I am trying to go through a hierarchy dataframe and record every possible routes into another dataframe. These routes can have variable depth.
Original dataframe (df). The highest column means that the value in the parent column is not a child of any:
parent | child | highest |
---|---|---|
a | b | 1 |
b | c | 0 |
b | d | 0 |
d | e | 0 |
End goal dataframe:
level 3 | level 2 | level 1 | level 0 |
---|---|---|---|
a | b | c | |
a | b | d | e |
This what I currently have
def search(parent):
for i in range(df.shape[0]):
if(df.iloc[i,0] == parent):
search(df.iloc[i,1])
for i in range(df.shape[0]):
if(df.iloc[i,2] == 1):
search(df.iloc[i,0])
I am able to go through the hierarchy but I do not know how to save it in the format I want.
CodePudding user response:
You can use networkx
to solve the problem. Note if you use networkx
you don't need the highest
columns. The main function to find all paths is all_simple_paths
# Python env: pip install networkx
# Anaconda env: conda install networkx
# Create network from your dataframe
G = nx.from_pandas_edgelist(df, source='parent', target='child',
create_using=nx.DiGraph)
# Find roots of your graph (a root is a node with no input)
roots = [node for node, degree in G.in_degree() if degree == 0]
# Find leaves of your graph (a leaf is a node with no output)
leaves = [node for node, degree in G.out_degree() if degree == 0]
# Find all paths
paths = []
for root in roots:
for leaf in leaves:
for path in nx.all_simple_paths(G, root, leaf):
paths.append(path)
# Create a new dataframe
out = pd.DataFrame(paths).fillna('')
out.columns = reversed(out.add_prefix('level ').columns)
Output:
>>> out
level 3 level 2 level 1 level 0
0 a b c
1 a b d e
CodePudding user response:
This can be done using the networkx library. You do not need the highest
column.
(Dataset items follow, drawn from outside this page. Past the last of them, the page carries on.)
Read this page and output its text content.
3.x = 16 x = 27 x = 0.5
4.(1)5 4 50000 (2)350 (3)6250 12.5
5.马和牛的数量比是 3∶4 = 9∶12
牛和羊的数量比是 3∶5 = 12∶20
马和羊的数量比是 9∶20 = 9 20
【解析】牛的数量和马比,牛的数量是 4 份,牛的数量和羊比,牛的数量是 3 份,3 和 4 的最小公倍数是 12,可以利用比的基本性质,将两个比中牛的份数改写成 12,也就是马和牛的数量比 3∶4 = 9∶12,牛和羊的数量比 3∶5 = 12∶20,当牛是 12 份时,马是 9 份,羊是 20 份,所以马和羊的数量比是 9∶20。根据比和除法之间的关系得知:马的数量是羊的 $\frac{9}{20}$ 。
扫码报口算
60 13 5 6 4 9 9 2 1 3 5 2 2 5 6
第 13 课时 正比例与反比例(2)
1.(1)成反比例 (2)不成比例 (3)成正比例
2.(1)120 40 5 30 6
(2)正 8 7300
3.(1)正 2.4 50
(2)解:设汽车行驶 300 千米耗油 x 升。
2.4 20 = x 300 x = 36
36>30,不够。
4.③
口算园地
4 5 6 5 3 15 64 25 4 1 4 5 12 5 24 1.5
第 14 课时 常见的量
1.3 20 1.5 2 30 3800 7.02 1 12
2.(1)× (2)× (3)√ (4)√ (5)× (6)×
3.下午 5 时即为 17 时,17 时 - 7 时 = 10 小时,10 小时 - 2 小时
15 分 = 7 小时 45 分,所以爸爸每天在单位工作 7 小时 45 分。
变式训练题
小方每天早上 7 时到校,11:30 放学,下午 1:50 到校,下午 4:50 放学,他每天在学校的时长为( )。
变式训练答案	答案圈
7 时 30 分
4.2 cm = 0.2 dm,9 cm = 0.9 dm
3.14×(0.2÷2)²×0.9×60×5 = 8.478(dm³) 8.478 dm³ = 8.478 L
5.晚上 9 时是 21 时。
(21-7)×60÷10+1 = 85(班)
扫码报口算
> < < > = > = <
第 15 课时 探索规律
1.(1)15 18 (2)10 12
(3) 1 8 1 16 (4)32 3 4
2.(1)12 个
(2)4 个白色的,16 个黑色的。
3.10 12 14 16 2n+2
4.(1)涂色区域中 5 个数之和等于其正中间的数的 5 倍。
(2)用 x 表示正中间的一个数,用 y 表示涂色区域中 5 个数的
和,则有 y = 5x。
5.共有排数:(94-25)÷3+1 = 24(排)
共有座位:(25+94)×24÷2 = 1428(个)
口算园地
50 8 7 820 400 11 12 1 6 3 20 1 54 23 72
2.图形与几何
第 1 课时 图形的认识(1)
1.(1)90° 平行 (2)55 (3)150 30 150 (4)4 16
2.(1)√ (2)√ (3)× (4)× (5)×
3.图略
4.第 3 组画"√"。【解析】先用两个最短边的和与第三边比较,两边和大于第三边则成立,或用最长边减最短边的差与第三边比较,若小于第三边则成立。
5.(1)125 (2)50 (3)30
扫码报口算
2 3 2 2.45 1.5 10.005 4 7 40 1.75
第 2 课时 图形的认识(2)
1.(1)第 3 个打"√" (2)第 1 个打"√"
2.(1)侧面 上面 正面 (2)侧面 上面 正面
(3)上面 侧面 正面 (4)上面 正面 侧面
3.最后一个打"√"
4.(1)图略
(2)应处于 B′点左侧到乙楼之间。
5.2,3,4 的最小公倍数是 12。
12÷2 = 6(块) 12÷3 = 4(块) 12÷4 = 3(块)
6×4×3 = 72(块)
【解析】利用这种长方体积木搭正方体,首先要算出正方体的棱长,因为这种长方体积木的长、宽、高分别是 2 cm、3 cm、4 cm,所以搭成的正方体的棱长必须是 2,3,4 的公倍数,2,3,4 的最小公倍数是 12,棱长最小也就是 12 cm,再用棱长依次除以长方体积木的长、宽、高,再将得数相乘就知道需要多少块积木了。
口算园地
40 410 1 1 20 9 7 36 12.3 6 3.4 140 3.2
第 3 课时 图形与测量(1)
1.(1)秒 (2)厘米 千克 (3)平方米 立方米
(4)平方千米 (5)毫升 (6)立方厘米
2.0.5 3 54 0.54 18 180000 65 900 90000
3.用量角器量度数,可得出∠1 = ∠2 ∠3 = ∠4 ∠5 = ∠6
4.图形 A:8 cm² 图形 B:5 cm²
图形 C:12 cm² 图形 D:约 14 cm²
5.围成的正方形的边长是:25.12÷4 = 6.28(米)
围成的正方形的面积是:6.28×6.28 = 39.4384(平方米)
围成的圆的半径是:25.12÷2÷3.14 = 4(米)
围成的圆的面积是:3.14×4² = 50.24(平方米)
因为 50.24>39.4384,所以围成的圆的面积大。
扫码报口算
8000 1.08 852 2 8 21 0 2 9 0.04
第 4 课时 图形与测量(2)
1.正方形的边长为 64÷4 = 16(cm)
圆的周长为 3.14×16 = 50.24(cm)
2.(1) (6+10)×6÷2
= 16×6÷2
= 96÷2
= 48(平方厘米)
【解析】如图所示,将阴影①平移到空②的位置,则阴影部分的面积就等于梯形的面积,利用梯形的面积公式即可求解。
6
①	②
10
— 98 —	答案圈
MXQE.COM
It can be deduced from the graph.
import pandas as pd
import networkx as nx
df = pd.DataFrame([ \
('a', 'b', 1), \
('b', 'c', 0), \
('b', 'd', 0), \
('d', 'e', 0)], columns=['parent', 'child', 'highest'])
parents = df.parent.values
childs = df.child
G = nx.DiGraph()
for i in range(len(parents)):
parent = parents[i]
child = childs[i]
if not parent in G.nodes:
G.add_node(parent)
if not child in G.nodes:
G.add_node(child)
G.add_edge(parent, child)
roots = [node for node in G.nodes if G.in_degree(node) == 0]
root = roots[0]
leaves = [node for node in G.nodes if G.out_degree(node) == 0]
all_paths = [list(nx.simple_paths.all_simple_paths(G, root, leaf)) for leaf in leaves]
# Flatten
all_paths = [tuple(path) for paths in all_paths for path in paths]
paths_df = pd.DataFrame(all_paths)
I will leave for you to rename the columns as per your liking.